Apuração do Ganho de Capital
O ganho de capital é calculado pela diferença entre o valor de venda e o custo de aquisição registrado na declaração. Como o valor de venda foi superior ao custo declarado, há ganho de capital tributável, independentemente de o recebimento ser à vista ou parcelado.
O ponto central aqui é que o ganho de capital é apurado no momento da venda, ou seja, quando o contrato foi firmado e a alienação ocorreu, e não conforme o recebimento das parcelas. Portanto, se o contrato de venda foi assinado em 2025, todo o ganho de capital é considerado realizado em 2025, mesmo que parte do valor só seja recebida em 2026.
Preenchimento no GCAP
O contribuinte deve usar o programa GCAP (Ganho de Capital) referente ao ano em que ocorreu a venda. Como parte foi recebida em 2025 e parte em 2026, o preenchimento funciona assim:
no GCAP 2025 ele informa o valor total da alienação, o custo de aquisição que constava na declaração e discrimina as parcelas, indicando quais foram recebidas em 2025 e quais serão recebidas em 2026. O programa calculará o ganho de capital total e proporcionará o imposto devido sobre a parcela recebida em 2025.
A parcela recebida em 2026 também gera imposto de ganho de capital, mas esse imposto deve ser recolhido via GCAP e pago até o último dia útil do mês seguinte ao recebimento de cada parcela em 2026 — ou seja, o ganho não espera a declaração anual para ser tributado.
Alíquotas do Ganho de Capital
O imposto sobre ganho de capital para pessoas físicas segue uma tabela progressiva conforme o valor do ganho total apurado, que vai de 15% para ganhos até R$ 5 milhões, passando por 17,5%, 20% e chegando a 22,5% para ganhos acima de R$ 30 milhões. A alíquota incide sobre o ganho total, mas o imposto é recolhido proporcionalmente conforme cada parcela é recebida.
Reflexo na DIRPF
Na declaração de imposto de renda de 2026 (ano-base 2025), o contribuinte deve informar na ficha de Bens e Direitos a baixa do imóvel vendido, indicando o valor pelo qual foi alienado. O ganho de capital apurado e o imposto pago via GCAP são importados automaticamente para a declaração, e o imposto recolhido entra como imposto pago, sendo confrontado com o devido na declaração.

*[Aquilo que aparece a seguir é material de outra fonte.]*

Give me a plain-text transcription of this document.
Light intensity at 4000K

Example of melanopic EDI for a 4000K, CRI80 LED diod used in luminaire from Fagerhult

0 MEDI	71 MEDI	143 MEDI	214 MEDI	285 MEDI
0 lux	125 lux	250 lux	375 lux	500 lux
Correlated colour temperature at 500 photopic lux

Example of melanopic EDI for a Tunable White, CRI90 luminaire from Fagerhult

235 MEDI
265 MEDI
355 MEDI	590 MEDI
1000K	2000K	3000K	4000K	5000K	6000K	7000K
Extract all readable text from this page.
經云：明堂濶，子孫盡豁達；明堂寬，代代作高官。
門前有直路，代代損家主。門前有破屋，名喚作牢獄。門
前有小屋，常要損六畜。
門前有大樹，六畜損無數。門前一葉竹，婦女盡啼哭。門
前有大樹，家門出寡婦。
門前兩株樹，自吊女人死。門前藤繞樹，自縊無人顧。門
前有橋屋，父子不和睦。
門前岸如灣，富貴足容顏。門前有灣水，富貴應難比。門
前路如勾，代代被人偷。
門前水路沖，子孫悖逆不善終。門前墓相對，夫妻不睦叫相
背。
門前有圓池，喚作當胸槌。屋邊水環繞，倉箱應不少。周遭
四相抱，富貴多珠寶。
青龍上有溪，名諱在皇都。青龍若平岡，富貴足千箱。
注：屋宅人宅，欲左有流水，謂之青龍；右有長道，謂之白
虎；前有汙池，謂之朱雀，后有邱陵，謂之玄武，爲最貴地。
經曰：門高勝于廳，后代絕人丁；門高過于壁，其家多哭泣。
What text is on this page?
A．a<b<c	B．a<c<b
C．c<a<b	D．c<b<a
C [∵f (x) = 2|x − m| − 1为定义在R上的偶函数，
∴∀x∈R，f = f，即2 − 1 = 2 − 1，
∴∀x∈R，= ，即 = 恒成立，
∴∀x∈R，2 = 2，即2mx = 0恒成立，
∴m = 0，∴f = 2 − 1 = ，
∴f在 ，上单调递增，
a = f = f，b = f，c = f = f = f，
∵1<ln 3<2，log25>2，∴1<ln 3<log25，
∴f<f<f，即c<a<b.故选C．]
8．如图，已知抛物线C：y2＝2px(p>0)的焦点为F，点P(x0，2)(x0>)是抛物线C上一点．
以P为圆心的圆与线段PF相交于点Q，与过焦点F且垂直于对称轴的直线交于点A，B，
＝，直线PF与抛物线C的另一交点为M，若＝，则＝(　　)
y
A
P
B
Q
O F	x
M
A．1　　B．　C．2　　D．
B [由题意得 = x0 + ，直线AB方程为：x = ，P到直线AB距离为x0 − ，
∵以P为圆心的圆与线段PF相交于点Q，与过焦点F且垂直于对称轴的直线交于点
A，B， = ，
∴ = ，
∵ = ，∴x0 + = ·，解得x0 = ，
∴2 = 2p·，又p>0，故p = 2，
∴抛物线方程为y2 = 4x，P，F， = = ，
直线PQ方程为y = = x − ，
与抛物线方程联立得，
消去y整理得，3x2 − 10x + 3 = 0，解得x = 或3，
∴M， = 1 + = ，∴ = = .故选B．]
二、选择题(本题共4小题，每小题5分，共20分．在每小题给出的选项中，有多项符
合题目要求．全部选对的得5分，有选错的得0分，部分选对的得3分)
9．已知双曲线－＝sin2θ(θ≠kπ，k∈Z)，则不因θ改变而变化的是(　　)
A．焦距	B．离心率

Em relação ao saldo ainda a receber em 2026, ele deve ser declarado na ficha de Bens e Direitos como um crédito — geralmente como "crédito decorrente de alienação de bem a prazo" — pelo valor das parcelas ainda não recebidas até 31 de dezembro de 2025.
Prazo de recolhimento do imposto
Esse é um ponto muito importante: o imposto sobre ganho de capital não entra na declaração anual para ser pago depois. Ele deve ser recolhido via DARF com código 4600, até o último dia útil do mês seguinte ao recebimento de cada parcela. Portanto, para cada parcela recebida em 2026, o contribuinte tem até o último dia útil do mês seguinte para recolher o imposto correspondente.
Se houver atraso, incidem multa de 0,33% ao dia, limitada a 20%, mais juros pela taxa Selic.
Resumo do fluxo
O ganho é apurado integralmente no ano da venda, o imposto é recolhido proporcionalmente conforme cada parcela é recebida, o saldo a receber é declarado como crédito na DIRPF, e o imóvel é baixado da ficha de Bens e Direitos na declaração do ano da venda.